Suppose $\zeta_7 = e^{2\pi i/7} = \cos(2\pi/7)+i\sin(2\pi/7)$. Prove that $$\sum_{k=0}^{6} \zeta_7^k = 0.$$
I have so far obtained that $$\sum_{k=0}^{6} (\zeta_7)^k = 1 + (\zeta_7) + (\zeta_7)^2 + (\zeta_7)^3 +(\zeta_7)^4 +(\zeta_7)^5 + (\zeta_7)^6,$$ but that's as far as I get.
Note that $$\zeta ^7 = \cos 2\pi +i \sin 2\pi =1$$
Therefore, $$ \zeta ^7-1=0$$
That is $$ (\zeta -1 )(\zeta ^6 + \zeta ^5 +...+\zeta +1) =0$$
Since $\zeta \ne 1$ we have $\zeta -1 \ne 0$.

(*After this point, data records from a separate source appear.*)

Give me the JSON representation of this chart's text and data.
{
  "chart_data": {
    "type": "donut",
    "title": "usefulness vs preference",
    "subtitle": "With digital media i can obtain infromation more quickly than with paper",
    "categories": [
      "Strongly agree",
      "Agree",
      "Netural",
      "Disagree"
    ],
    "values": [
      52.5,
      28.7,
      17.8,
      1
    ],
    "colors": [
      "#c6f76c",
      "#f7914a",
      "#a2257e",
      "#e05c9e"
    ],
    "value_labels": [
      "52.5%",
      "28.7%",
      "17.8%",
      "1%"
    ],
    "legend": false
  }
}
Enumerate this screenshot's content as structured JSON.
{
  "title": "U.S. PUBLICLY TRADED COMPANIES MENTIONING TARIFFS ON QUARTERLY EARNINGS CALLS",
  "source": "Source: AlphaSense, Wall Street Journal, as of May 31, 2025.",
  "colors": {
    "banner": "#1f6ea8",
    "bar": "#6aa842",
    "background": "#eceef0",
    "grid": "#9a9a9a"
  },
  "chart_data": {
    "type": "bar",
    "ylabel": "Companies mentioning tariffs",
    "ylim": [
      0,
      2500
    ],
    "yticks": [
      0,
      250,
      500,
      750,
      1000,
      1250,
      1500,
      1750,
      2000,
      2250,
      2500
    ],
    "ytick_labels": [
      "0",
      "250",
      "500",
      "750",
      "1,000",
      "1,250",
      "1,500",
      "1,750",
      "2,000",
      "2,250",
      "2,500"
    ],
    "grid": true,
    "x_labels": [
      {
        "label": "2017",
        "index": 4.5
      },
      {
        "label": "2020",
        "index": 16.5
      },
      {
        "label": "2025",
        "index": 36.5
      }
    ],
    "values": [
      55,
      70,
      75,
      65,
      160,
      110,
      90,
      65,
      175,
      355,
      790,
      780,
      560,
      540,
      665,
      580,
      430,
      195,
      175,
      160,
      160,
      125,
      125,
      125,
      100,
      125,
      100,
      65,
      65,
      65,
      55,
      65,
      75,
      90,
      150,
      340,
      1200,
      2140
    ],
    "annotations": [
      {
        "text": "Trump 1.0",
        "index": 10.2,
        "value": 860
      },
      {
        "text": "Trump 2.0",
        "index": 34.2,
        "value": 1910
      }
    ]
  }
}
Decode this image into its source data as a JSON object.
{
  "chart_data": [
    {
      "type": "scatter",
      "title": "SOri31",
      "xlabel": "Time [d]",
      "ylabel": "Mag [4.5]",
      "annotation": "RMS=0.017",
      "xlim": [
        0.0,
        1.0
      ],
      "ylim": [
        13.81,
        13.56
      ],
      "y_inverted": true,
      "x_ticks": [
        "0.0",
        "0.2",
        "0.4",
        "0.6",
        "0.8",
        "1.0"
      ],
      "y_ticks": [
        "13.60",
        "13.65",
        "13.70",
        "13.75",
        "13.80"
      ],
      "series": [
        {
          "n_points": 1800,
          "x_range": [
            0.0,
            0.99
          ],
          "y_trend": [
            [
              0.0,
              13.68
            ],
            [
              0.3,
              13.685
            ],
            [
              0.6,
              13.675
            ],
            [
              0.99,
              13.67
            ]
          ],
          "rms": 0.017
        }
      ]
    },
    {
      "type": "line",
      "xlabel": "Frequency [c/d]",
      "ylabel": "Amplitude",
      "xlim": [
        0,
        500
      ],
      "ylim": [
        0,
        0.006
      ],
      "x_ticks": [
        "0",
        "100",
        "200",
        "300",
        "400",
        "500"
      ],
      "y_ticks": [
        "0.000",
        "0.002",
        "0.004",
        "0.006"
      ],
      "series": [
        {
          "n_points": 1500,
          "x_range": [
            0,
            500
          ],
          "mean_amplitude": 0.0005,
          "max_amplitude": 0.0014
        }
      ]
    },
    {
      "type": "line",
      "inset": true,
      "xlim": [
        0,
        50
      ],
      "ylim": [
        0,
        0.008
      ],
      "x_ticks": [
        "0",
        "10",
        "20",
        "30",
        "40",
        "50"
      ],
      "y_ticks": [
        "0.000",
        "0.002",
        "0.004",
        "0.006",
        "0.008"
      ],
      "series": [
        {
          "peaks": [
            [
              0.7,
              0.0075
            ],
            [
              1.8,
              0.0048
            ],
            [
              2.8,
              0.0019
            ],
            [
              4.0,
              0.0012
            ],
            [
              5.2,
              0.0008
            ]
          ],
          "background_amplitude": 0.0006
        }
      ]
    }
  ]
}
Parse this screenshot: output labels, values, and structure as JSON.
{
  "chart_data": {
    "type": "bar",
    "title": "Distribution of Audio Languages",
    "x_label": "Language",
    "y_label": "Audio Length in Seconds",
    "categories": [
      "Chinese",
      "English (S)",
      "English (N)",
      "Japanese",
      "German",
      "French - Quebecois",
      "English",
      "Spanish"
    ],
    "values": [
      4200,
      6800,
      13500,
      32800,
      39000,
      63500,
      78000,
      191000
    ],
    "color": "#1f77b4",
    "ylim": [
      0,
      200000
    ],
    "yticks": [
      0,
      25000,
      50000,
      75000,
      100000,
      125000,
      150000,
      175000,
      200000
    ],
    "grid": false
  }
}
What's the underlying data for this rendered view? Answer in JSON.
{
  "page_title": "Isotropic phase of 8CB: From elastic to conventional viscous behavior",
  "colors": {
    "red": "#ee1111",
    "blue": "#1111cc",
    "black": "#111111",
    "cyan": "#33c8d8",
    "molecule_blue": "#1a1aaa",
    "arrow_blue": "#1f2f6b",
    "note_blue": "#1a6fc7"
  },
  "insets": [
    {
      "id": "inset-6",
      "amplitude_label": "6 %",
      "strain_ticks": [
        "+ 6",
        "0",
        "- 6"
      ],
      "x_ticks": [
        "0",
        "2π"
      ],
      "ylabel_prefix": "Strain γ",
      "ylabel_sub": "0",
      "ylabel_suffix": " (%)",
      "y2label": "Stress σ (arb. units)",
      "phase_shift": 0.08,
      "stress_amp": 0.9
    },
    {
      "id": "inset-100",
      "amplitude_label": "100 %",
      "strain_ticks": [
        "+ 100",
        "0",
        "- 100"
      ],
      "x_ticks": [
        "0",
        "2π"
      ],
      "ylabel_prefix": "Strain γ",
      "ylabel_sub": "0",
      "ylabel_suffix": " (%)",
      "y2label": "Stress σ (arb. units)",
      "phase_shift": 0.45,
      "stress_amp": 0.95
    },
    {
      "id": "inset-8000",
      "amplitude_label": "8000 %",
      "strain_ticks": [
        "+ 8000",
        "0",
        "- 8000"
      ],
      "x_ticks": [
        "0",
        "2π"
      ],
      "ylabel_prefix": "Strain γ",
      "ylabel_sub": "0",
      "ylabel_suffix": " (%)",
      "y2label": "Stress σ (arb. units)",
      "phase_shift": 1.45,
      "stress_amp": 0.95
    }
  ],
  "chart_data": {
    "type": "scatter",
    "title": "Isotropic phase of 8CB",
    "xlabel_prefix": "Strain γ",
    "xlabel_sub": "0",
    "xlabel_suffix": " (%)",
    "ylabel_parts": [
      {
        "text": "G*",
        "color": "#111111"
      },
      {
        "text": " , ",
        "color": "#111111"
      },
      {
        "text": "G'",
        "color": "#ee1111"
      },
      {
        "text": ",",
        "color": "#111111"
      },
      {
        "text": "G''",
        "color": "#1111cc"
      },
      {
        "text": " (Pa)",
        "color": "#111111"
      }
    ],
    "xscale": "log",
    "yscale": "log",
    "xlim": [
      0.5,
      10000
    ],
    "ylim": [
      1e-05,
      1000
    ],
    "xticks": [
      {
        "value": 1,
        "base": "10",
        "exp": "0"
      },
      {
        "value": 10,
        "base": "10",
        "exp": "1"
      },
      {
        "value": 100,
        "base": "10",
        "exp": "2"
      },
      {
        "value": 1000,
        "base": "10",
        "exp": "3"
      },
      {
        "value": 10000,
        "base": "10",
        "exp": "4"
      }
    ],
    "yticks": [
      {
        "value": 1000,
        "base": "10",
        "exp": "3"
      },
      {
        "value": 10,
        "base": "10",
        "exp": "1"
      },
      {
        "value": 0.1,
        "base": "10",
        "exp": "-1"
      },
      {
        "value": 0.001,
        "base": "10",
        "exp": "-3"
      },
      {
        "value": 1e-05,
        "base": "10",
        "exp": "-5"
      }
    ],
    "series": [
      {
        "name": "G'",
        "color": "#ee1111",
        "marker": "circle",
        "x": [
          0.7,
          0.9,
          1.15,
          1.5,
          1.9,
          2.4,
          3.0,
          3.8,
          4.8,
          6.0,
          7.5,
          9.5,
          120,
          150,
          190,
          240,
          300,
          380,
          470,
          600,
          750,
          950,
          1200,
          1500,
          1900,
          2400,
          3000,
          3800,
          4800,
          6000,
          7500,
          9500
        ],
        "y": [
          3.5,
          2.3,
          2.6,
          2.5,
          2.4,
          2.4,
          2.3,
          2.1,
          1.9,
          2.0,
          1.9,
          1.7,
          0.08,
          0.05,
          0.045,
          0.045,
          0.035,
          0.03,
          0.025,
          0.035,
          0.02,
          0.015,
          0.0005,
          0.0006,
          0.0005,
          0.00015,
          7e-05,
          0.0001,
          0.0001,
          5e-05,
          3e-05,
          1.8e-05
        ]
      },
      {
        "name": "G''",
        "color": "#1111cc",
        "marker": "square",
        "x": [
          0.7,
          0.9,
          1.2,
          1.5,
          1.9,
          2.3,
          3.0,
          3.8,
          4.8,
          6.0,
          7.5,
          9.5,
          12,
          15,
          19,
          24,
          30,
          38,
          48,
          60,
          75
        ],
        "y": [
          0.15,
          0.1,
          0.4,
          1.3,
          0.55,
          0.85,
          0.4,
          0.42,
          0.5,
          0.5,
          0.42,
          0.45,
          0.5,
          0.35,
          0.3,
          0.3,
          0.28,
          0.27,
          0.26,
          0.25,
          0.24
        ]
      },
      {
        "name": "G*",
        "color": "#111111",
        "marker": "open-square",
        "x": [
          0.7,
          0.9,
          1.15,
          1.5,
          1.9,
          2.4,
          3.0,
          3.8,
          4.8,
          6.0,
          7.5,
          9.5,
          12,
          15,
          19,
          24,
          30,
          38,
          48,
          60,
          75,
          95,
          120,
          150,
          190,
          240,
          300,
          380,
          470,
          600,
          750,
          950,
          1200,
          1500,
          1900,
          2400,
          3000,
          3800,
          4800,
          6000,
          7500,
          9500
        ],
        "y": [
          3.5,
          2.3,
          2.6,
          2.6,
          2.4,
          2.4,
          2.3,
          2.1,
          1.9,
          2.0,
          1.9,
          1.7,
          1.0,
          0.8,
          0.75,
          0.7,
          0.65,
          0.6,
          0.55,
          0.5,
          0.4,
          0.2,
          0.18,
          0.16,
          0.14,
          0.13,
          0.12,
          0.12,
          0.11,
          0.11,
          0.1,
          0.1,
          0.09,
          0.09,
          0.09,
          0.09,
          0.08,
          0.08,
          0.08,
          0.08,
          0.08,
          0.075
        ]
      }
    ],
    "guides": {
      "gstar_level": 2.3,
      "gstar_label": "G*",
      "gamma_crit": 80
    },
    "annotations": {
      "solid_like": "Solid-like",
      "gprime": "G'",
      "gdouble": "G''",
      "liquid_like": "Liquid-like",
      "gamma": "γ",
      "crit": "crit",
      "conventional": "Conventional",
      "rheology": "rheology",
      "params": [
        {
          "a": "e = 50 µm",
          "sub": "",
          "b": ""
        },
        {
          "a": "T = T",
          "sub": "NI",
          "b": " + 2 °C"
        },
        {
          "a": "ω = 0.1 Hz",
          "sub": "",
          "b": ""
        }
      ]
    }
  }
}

Thus $$\zeta ^6 + \zeta ^5 +...+\zeta +1 =0$$
The equation $X^7-1=0$ has no repeated roots (can be checked by looking at the derivative of $X^7-1$) and $\zeta_7$ is one of the roots,
The 7 numbers, $\zeta_7^k,k=0,1,\ldots, 6$ are also solutions of the same equation.
The have to be all the solutions, as we are dealing with the a 7th degree equation.
Your question requires finding the sum of all the roots of the equation.
For any equation of degree $n$ sum of all its (real/complex) roots (counting multiplicity) is the negative of the coefficient of $X^{n-1}$, In the case we are discussing $X^6$ term is not present hence the sum is zero.